Akhirnya Dera mengatakan juga semua yang selama ini ia pendam. Karena ia tak ingin menyakiti kakaknya, karena ia terlalu takut ia akan menyakiti kakaknya, ia selalu menelan semua kata-kata itu.
“Dan karena Kakak,” ucap Dera di tengah tangisnya, “Dera bahkan nggak bisa ngelakuin apa pun buat temen-temen Dera, orang-orang yang peduli dan sayang ama Dera, selain ngerepotin mereka. Buat pertama kalinya, Dera tau apa yang Dera pengen, tapi sekarang, Dera harus ngelepasin itu juga, dan itu karena Kakak!”
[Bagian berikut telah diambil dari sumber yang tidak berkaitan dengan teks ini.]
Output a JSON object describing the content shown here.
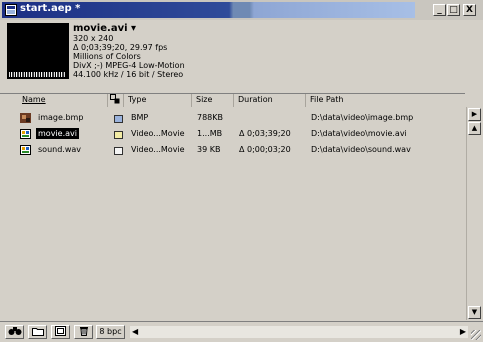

Dera bangkit dari duduknya dan berlari keluar dari kafe, tak menghiraukan panggilan Raka di belakangnya. Dera mempercepat langkahnya ke arah rumah Lyra, dengan air mata terus mengalir tanpa bisa dihentikannya. Di jalan masuk perumahan itu, Dera harus menggigit bibir untuk menahan tangisnya tatkala melihat Dhika menunggunya.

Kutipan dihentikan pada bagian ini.